Es ist klar, daß angesichts dieser Lage die Sowjetunion ihren „Osteuropäischen Kolonialbesitz“ außer jegliche Diskussion stellen will. Diesem Zweck dient die sogenannte Entspannungspolitik mit der Bundesrepublik sowie die kleineren Entspannungsakte zwischen dieser und Gliedstaaten des sowjetischen Kolonialreiches. Washington soll diese Politik sanktionieren. Dazu bleibt der amerikanischen Außenpolitik auch keine Alternative. Die amerikanische Öffentlichkeit tendiert sowieso zu einer Rücknahme vorgeschobener außenpolitischer Positionen in Europa, während die Westeuropäer ihre Unabhängigkeit im Rahmen des Gemeinsamen Marktes immer wieder betonen.

Was hat aber die USA von Breschnew zu erwarten? Zunächst einen weiteren Druck auf die Nordvietnamesen, den Waffenstillstand in Südostasien einzuhalten; Kissinger ist da eher optimistisch.

Weiter eine Kooperation in Richtung eines israelisch-arabischen Interessenausgleiches im Nahen Osten, wo vitale ölinteressen der USA auf dem Spiele stehen. Auch hier gibt es gewisse Anzeichen sowjetischen Einlenkens. Zuletzt hat die sowjetische Regierung auch in der Frage der Auswanderung sowjetischer Juden eingelenkt — und das nicht bloß ,via facti, sondern in Form einer formellen Verständigung der amerikanischen Regierung, was rein prestigemäßig eine wichtige sowjetische Konzession darstellt.

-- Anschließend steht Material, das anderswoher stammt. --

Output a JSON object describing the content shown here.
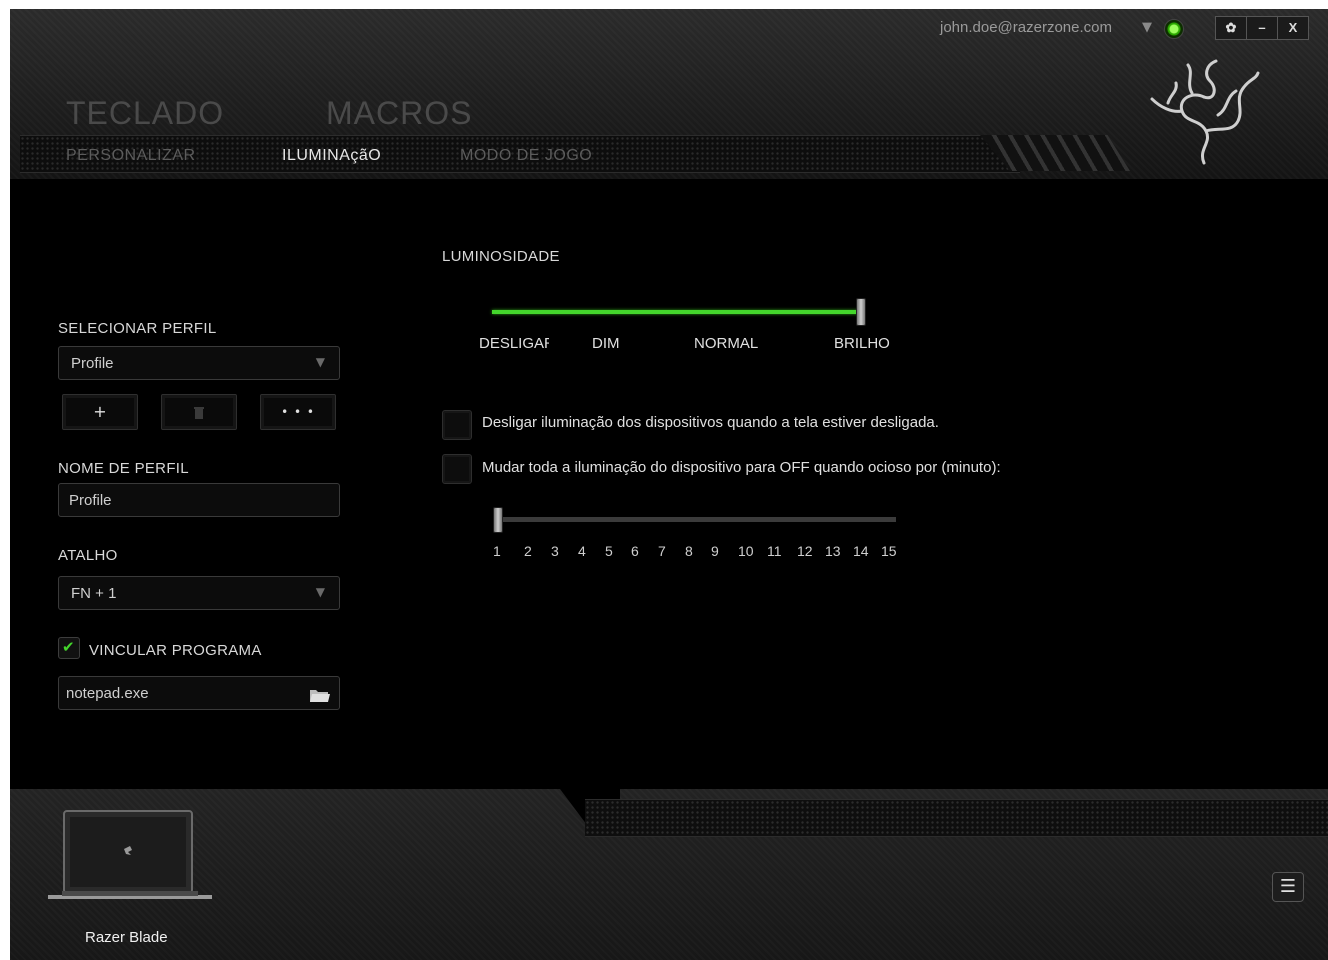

Die amerikanische Regierung erwartet aber auch Konzessionen im Rahmen der Abrüstungsgespräche der sogenannten zweiten SALT-Runde. Hier • geht es jetzt um die Kontrolle offensiver Atomwaffen, ein Anliegen für beide durch das Wettrüsten überforderten Volkswirtschaften. (Auch die Wiener Verhandlungen über die reziproke Reduzierung amerikanischer und sowjetischer Truppen in Europa steht noch obenan auf der Tagesordnung.)

Schließlich erwartet sich die amerikanische Wirtschaft große Energiezuschüsse aus der Sowjetunion. Man spricht von einem 7-Milliarden-Pro-jekt zur Förderung sowjetischen Erdgases in Sibirien.

So gesehen, zeichnet sich zwischen Nixon und Breschnew ein Treffen von größter weltpolitischer Tragweite ab und es ist bezeichnend, daß die Nixon-Hasser alles darangesetzt haben, um dieses Treffen nicht zustande kommen zu lassen. Noch vor zvifei Wochen forderte die „New York Times“ eine Verschiebung der Gespräche bis zur Klärung von Watergate. Als ob es Breschnew besonders interessieren würde, wessen Telephon in Washington abgehört wurde. Bei ihm ist das ja eine tägliche Übung.